Lanie Gross, general manager of Linville Caverns, sees lots of Blue Ridge Parkway travelers stopping in to visit the limestone cave system that was first discovered in 1822 by outdoorsmen fishing in the north fork of the Catawba River.
“We offer a guided tour of the inside of Linville Caverns, which is a series of passageways inside the mountain,” Gross said. “It takes about 35 minutes on average to do the tour. The tour guide takes you in and tells you how the caverns were formed, how they were discovered and give you as much history on it as they can and answer any questions they may have on it.”
The caverns are open daily from March to November and only on weekends the rest of the year, she said. The temperature in the caverns stays 52 degrees, but visitors should bring a jacket since dripping water, which formed the cave, can increase due to the spring rains.
“We recommend bring a hooded jacket or poncho,” she said.
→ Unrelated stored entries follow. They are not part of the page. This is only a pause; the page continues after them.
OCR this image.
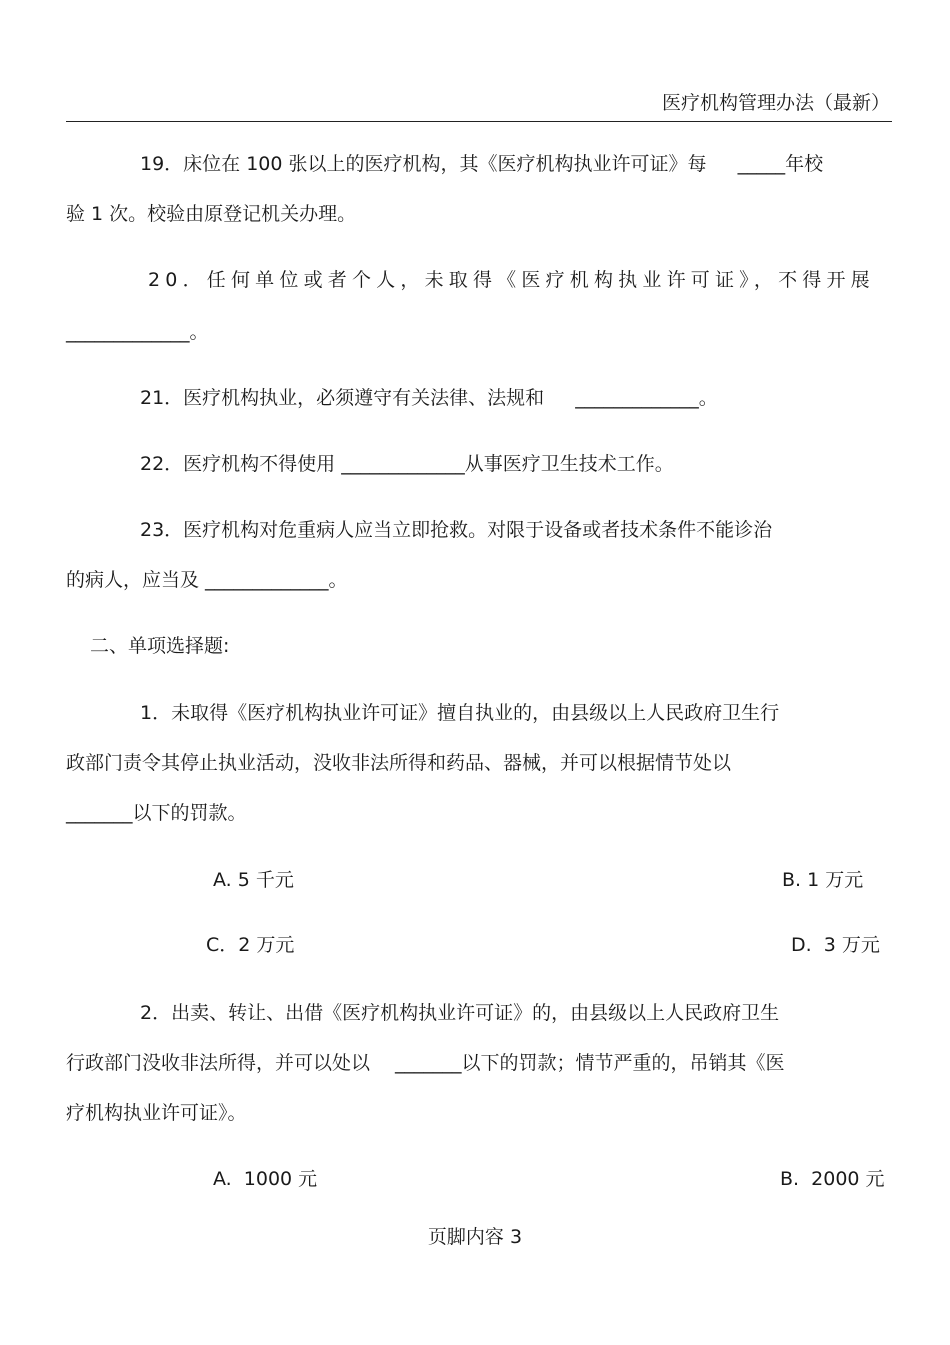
医疗机构管理办法（最新）
19．床位在 100 张以上的医疗机构，其《医疗机构执业许可证》每　  _____年校
验 1 次。校验由原登记机关办理。
20．任何单位或者个人，未取得《医疗机构执业许可证》，不得开展
_____________。
21．医疗机构执业，必须遵守有关法律、法规和　  _____________。
22．医疗机构不得使用 _____________从事医疗卫生技术工作。
23．医疗机构对危重病人应当立即抢救。对限于设备或者技术条件不能诊治
的病人，应当及 _____________。
二、单项选择题:
1．未取得《医疗机构执业许可证》擅自执业的，由县级以上人民政府卫生行
政部门责令其停止执业活动，没收非法所得和药品、器械，并可以根据情节处以
_______以下的罚款。
A. 5 千元	B. 1 万元
C．2 万元	D.  3 万元
2．出卖、转让、出借《医疗机构执业许可证》的，由县级以上人民政府卫生
行政部门没收非法所得，并可以处以　 _______以下的罚款；情节严重的，吊销其《医
疗机构执业许可证》。
A.  1000 元	B.  2000 元
页脚内容 3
South of caverns down U.S. 221, I can’t resist taking N.C. 226A, known as the Diamondback, up to Little Switzerland. Here, I find other motorcyclists enjoying this twisty bit of fun. At the top, it’s become a habit to stop into the Switzerland Inn and relax on their back patio. The inn isn’t open for the season yet, so I won’t get to sit outside and gaze at the sweeping view of the ridge I just conquered.
The last time I passed through this area, Eddie Plam of Plam Werks, a BMW service, restoration and customization shop in Hendersonville, followed me on his BMW R Nine T up the Diamondback and along the ridgeline.
“I thought the ride was beautiful, and my favorite part was the road we took when we left Little Switzerland. I believe the awesome roads that surround us are the best motorcycling paths in the entire country,” Plam said.
We stopped at the Museum of North Carolina Minerals at the intersection of 226 and the parkway near Little Switzerland. Out back, I showed him the monument to the Overmountain Men, the group of Tennessee volunteers who marched across the Blue Ridge Mountains through this pass to win victory for the colonies in the Battle of Kings Mountain during the Revolutionary War.
“This is so amazing. We don’t have this kind of history in California,” he said of his native state.
Indeed. History — whether natural, military or even paranormal — abounds in this region. Each trip on my motorcycle offers the opportunity to discover a little more of it.